Il réfléchit un instant.

— C’est moi qui leur donne leurs médicaments, oui.

— Leurs médicaments. Très bien. Et les cigarettes, et la méthamphétamine, c’est vous aussi ?

— Hé, ça ne va pas ? Jamais je ne ferais une chose pareille !

Leroy dégaina son calepin, sortit la mine de son stylo et commença à gribouiller des conneries. Si l’infirmier croyait qu’elle prenait des notes sur lui, il se débloquerait peut-être.

— D’accord, c’est bon, lâcha-t-il. Je suis au courant pour la drogue… et les cigarettes. Mais je n’y suis pour rien.

— Depuis combien de temps êtes-vous au courant ?

Les yeux fuyants, il se passa une main dans les cheveux.

— Ça va faire quelques mois… pour le tabac, notez ! La drogue, j’ai appris ça après… après vous savez quoi.

— Après la mort d’Élias Cordier.

Il frissonna.

— Vous pensez qu’un autre patient a pu la lui administrer, cette drogue ?

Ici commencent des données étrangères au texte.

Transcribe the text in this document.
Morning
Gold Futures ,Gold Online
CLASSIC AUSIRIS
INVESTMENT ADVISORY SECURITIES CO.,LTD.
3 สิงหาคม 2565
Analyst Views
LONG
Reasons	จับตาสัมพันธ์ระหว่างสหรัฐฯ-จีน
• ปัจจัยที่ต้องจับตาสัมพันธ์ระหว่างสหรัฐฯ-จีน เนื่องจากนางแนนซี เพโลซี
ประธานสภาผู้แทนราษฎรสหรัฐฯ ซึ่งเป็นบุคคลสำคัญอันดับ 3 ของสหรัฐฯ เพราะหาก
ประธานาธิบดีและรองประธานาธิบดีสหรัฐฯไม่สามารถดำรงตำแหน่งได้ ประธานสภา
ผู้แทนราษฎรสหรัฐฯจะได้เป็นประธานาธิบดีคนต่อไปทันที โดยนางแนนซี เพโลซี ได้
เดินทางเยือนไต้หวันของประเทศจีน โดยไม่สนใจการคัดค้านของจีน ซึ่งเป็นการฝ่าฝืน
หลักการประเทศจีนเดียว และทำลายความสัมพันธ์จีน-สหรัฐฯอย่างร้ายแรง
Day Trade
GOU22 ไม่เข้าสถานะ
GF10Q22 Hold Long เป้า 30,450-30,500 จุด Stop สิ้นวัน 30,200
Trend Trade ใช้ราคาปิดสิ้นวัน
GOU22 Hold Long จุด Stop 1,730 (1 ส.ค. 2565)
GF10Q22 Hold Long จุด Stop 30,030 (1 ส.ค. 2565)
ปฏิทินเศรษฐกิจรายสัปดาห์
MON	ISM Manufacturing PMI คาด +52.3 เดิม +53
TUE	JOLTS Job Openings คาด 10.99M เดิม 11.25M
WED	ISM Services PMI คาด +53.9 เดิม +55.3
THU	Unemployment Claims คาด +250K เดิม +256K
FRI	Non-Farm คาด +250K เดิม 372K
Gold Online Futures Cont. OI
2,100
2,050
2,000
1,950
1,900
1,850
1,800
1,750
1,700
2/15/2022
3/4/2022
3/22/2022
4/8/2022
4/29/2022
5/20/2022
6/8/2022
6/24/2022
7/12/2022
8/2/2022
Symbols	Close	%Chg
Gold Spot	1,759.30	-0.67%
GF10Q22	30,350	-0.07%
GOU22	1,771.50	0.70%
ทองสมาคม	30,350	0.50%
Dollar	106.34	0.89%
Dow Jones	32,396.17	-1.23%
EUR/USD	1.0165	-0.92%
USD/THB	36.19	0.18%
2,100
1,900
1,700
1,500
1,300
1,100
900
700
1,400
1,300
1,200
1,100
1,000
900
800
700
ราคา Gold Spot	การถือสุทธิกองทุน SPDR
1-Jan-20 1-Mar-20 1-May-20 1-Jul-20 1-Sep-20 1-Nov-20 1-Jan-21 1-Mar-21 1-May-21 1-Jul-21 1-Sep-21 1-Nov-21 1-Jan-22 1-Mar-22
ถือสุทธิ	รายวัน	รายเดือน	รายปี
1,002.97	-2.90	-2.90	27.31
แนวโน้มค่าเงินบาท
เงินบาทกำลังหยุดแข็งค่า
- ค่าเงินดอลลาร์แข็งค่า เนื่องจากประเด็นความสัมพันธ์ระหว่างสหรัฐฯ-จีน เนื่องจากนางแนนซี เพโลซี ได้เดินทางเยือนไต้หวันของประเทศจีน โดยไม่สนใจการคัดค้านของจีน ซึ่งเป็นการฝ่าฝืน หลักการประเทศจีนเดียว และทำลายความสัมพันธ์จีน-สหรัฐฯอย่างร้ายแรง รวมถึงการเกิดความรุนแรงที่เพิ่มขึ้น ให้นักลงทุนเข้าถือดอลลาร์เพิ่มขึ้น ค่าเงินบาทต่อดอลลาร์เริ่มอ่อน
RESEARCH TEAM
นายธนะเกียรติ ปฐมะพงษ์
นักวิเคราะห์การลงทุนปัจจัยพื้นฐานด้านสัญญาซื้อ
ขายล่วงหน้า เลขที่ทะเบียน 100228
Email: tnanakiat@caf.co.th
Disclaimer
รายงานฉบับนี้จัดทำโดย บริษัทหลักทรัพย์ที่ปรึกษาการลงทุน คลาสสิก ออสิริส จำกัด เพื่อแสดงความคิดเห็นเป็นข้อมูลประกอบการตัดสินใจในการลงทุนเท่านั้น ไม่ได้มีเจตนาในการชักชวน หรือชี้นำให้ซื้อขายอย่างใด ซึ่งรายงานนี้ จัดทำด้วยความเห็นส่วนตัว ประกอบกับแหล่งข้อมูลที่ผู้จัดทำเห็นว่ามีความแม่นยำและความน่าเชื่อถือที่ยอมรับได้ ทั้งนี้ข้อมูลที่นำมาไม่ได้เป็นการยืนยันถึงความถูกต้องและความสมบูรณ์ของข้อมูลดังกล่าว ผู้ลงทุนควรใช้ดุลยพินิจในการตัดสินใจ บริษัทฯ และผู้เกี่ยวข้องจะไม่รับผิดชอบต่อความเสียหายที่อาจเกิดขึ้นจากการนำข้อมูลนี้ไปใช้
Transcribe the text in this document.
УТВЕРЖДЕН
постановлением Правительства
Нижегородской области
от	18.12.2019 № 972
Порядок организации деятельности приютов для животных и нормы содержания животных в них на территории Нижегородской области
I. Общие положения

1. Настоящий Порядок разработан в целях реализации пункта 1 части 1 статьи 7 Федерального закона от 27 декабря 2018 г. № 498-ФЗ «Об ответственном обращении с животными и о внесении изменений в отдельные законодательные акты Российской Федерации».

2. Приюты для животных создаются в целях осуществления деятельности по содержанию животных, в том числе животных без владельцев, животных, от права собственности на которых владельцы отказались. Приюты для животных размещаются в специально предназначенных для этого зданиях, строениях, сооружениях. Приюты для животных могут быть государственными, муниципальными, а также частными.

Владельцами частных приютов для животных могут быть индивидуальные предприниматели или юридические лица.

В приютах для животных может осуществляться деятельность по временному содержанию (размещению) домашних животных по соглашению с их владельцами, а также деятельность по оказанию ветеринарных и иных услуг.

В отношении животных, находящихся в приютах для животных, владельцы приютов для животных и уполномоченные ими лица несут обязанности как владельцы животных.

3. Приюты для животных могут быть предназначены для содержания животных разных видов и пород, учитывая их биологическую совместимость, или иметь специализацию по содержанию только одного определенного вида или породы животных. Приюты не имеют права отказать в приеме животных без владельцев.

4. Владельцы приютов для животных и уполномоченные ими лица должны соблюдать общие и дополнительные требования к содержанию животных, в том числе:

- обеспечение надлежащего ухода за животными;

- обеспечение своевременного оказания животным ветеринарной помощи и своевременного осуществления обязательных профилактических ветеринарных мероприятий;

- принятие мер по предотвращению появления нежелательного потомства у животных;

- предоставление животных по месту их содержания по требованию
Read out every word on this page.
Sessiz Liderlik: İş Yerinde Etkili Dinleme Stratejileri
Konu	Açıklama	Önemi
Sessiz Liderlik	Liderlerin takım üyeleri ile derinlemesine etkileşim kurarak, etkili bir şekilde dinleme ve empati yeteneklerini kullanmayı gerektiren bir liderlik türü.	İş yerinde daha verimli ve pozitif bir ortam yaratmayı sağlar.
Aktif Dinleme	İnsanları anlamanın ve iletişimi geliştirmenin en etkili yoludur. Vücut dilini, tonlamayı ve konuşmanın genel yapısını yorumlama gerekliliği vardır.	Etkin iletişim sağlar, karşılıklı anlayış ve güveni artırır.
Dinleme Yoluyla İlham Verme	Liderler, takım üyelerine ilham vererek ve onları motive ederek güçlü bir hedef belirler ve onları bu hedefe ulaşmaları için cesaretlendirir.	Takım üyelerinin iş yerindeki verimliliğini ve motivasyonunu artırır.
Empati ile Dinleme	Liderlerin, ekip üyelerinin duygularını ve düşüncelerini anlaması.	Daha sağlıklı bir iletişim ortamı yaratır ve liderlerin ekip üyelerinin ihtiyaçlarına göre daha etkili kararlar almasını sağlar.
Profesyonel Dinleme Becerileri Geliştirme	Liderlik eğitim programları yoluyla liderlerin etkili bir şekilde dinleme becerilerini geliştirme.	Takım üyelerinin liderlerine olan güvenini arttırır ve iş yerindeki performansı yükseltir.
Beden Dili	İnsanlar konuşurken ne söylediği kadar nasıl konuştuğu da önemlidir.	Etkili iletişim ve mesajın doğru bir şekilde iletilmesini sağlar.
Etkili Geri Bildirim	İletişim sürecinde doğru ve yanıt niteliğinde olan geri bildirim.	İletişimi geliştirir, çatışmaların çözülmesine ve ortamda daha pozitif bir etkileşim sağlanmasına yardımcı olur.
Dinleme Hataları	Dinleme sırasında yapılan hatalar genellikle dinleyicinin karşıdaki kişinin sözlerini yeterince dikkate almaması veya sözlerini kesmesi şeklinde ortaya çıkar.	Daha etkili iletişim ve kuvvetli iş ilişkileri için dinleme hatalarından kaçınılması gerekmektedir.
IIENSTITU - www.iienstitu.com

Théa ? Louis ? Annabel ? Donnie ? Jade ? Un autre ?

— C’est horrible de penser ça, chuchota-t-il les yeux écarquillés.

— Pas plus horrible que de penser à l’autre éventualité. C’était peut-être un adulte.

Elle se retint de l’accuser une deuxième fois. Elle s’en voulait déjà d’apprécier l’expression de déconfiture extrême de l’infirmier, et le sentiment de puissance que cela lui procurait. Cette impression de tout contrôler, de détenir le pouvoir, elle la connaissait bien ; c’était celle-là même, à l’époque, qui la poussait à endosser le rôle de la gentille à la poursuite des méchants dans la cour de récré. Le moment qu’elle préférait, c’était serrer ces saletés et les mener manu militari à la prison, derrière l’école, près des toilettes malodorantes. Elle nouait leurs bras autour d’un tronc et leur administrait des coups de fouet symboliques à l’aide de brins d’herbe.

Leroy soupira. L’infirmier, sans voix, avait les doigts qui tremblaient, mais elle ne se laisserait pas attendrir.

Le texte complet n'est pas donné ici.